361 S.E.2d 238 | Ga. Ct. App. | 1987

Benham, Judge.

Appellant Jam Bonding Company executed a bond contract with Patsy McLymont, who subsequently failed to appear for her trial. The State sought to enforce the bond contract and presented its evidence at the required rule nisi hearing. Appellant was present at the hearing and objected, contending that the bond contract did not comply with OCGA § 17-6-73 because it did not contain appellant’s mailing address. The trial court entered judgment in the State’s favor, and appellant appeals, its sole enumeration being that absence of its address on the bond relieves it of liability as a surety. This appears to be a question of first impression, and appellant here relies on OCGA §§ 17-6-71 (a) and 17-6-73. OCGA § 17-6-71 (a) states, “The judge shall upon the failure to appear order an execution hearing for a date not sooner than 60 days but not later than 90 days after the failure to appear.

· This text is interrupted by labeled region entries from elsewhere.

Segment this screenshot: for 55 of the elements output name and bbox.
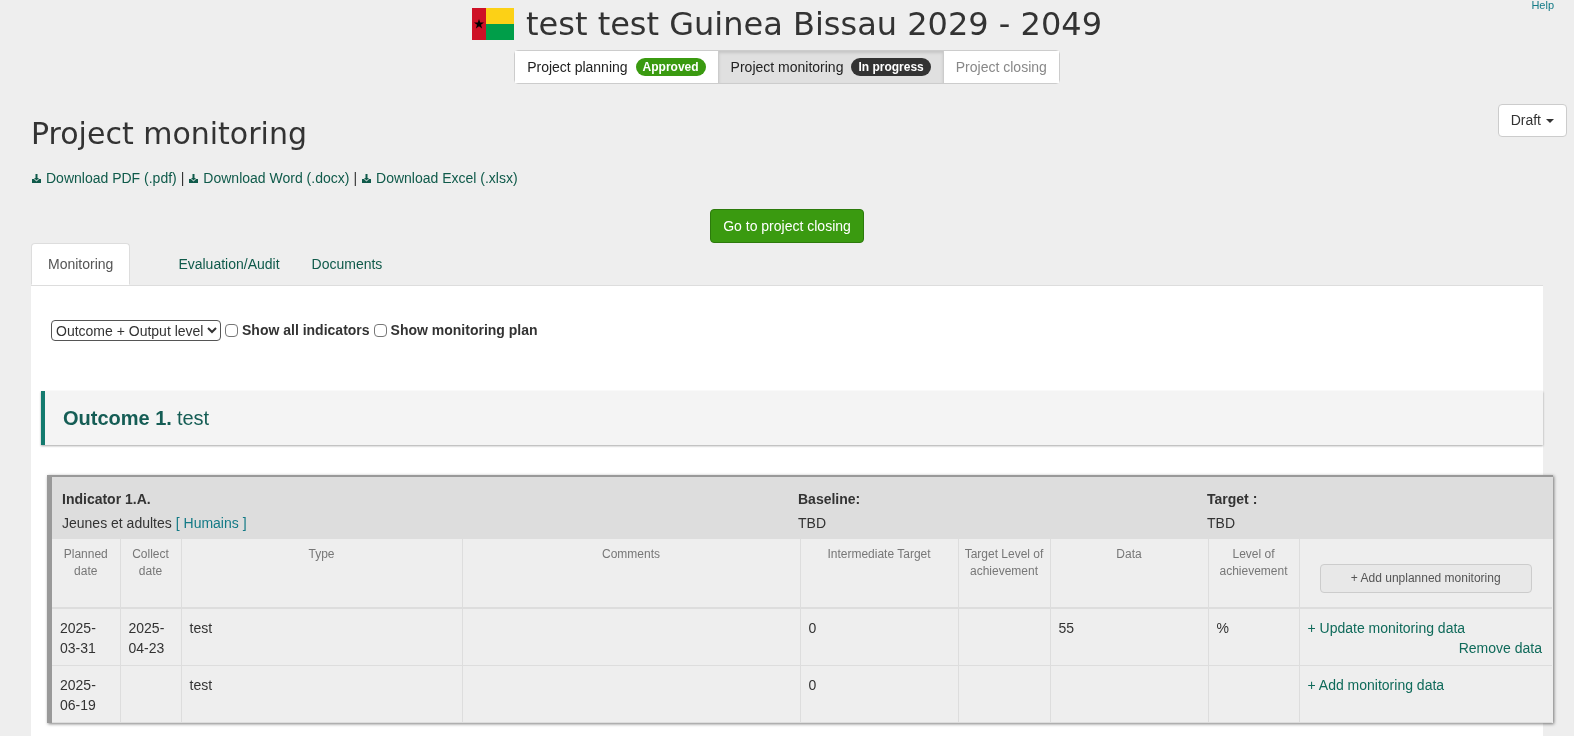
table-cell: 2025-03-31 [52, 608, 120, 665]
help-link[interactable]: Help [1531, 0, 1554, 11]
column-header: Data [1050, 539, 1208, 608]
go-to-closing-button[interactable]: Go to project closing [710, 209, 864, 243]
baseline-label: Baseline: [798, 490, 861, 509]
table-cell: 0 [800, 608, 958, 665]
baseline-value: TBD [798, 514, 826, 533]
column-header: Type [181, 539, 462, 608]
column-header: Intermediate Target [800, 539, 958, 608]
stage-tab[interactable]: Project monitoring In progress [717, 51, 943, 83]
project-title: test test Guinea Bissau 2029 - 2049 [526, 5, 1102, 43]
add-unplanned-button[interactable]: + Add unplanned monitoring [1319, 563, 1532, 593]
caret-icon [1546, 118, 1554, 123]
column-header: Target Level of achievement [958, 539, 1050, 608]
column-header: Level of achievement [1208, 539, 1299, 608]
outcome-header: Outcome 1. test [41, 391, 1543, 445]
column-header: Comments [462, 539, 800, 608]
target-value: TBD [1207, 514, 1235, 533]
status-badge: Approved [635, 58, 706, 76]
status-dropdown[interactable]: Draft [1497, 104, 1567, 137]
table-cell: 2025-04-23 [120, 608, 181, 665]
checkbox[interactable] [373, 324, 387, 337]
indicator-description: Jeunes et adultes [62, 514, 172, 533]
download-icon [188, 173, 200, 184]
tab[interactable]: Documents [295, 243, 399, 285]
download-link[interactable]: Download Word (.docx) [188, 168, 350, 189]
page-heading: Project monitoring [31, 115, 307, 153]
table-cell: % [1208, 608, 1299, 665]
table-cell: test [181, 665, 462, 722]
checkbox[interactable] [225, 324, 238, 337]
indicator-code: Indicator 1.A. [62, 490, 151, 509]
table-cell: 55 [1050, 608, 1208, 665]
table-cell: 2025-06-19 [52, 665, 120, 722]
action-link[interactable]: Remove data [1458, 638, 1542, 658]
level-select[interactable]: Outcome + Output level [51, 320, 221, 341]
download-link[interactable]: Download PDF (.pdf) [31, 168, 177, 189]
download-icon [361, 173, 373, 184]
target-label: Target : [1207, 490, 1258, 509]
table-cell: 0 [800, 665, 958, 722]
tab[interactable]: Evaluation/Audit [162, 243, 296, 285]
action-link[interactable]: + Update monitoring data [1307, 618, 1466, 638]
column-header: Planned date [52, 539, 120, 608]
download-link[interactable]: Download Excel (.xlsx) [361, 168, 518, 189]
checkbox-label: Show monitoring plan [390, 321, 538, 340]
action-link[interactable]: + Add monitoring data [1307, 674, 1445, 695]
flag-icon [472, 8, 514, 40]
separator: | [180, 169, 185, 188]
column-header: Collect date [120, 539, 181, 608]
separator: | [353, 169, 358, 188]
table-cell: test [181, 608, 462, 665]
status-badge: In progress [851, 58, 931, 76]
tab[interactable]: Monitoring [31, 243, 131, 285]
download-icon [31, 173, 42, 184]
checkbox-label: Show all indicators [242, 321, 370, 340]
tag-link[interactable]: [ Humains ] [175, 513, 247, 534]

Notice of the execution hearing shall be given by first-class mail by the clerk of court to the principal and to each surety at the *247addresses given on the bond or by personal service to the surety within 72 hours of the failure to appear at its home office or to its designated registered agent. Notice shall be served in the form of a scire facias, setting the date of the execution hearing.” OCGA § 17-6-73 states, “Every bond or recognizance given to secure the appearance of any person in any criminal proceeding shall have entered thereon the mailing address of the principal and each surety.”

Decided September 17, 1987. Steven E. Lister, for appellant. Robert E. Keller, District Attorney, Todd E. Naugle, Assistant District Attorney, for appellee.

Appellant would have us hold that since its address was not on the bond as statutorily required, the bond contract is unenforceable against it. We decline to so hold. The purpose of the address requirement is to facilitate identifying and locating the surety, and the absence of the address does not in and of itself affect the validity of the bond contract. This is particularly true under the circumstances of the case before us. The record reflects that appellant was properly served with notice of the rule nisi hearing at which appellant appeared and was heard. We do not find a procedural due process defect, and appellant has not shown that he was harmed in any other way by the absence of the address. Moreover, it appears that appellant was in as good a position as anyone to supply the address since the bond was signed by appellant’s agent and space designated specifically for the surety’s name and address was provided below his signature. In summary, although the language of the statute requires the surety’s address be included on the bond, we construe that language as being “directory and not... a limitation of authority and particularly so where no injury appears to have resulted . . . the violation, if any, of the [statute sections] was harmless. [Cits.]” W. G. C. v. State, 173 Ga. App. 528, 531 (327 SE2d 522) (1985).

Judgment affirmed.

Banke, P. J., and Carley, J., concur.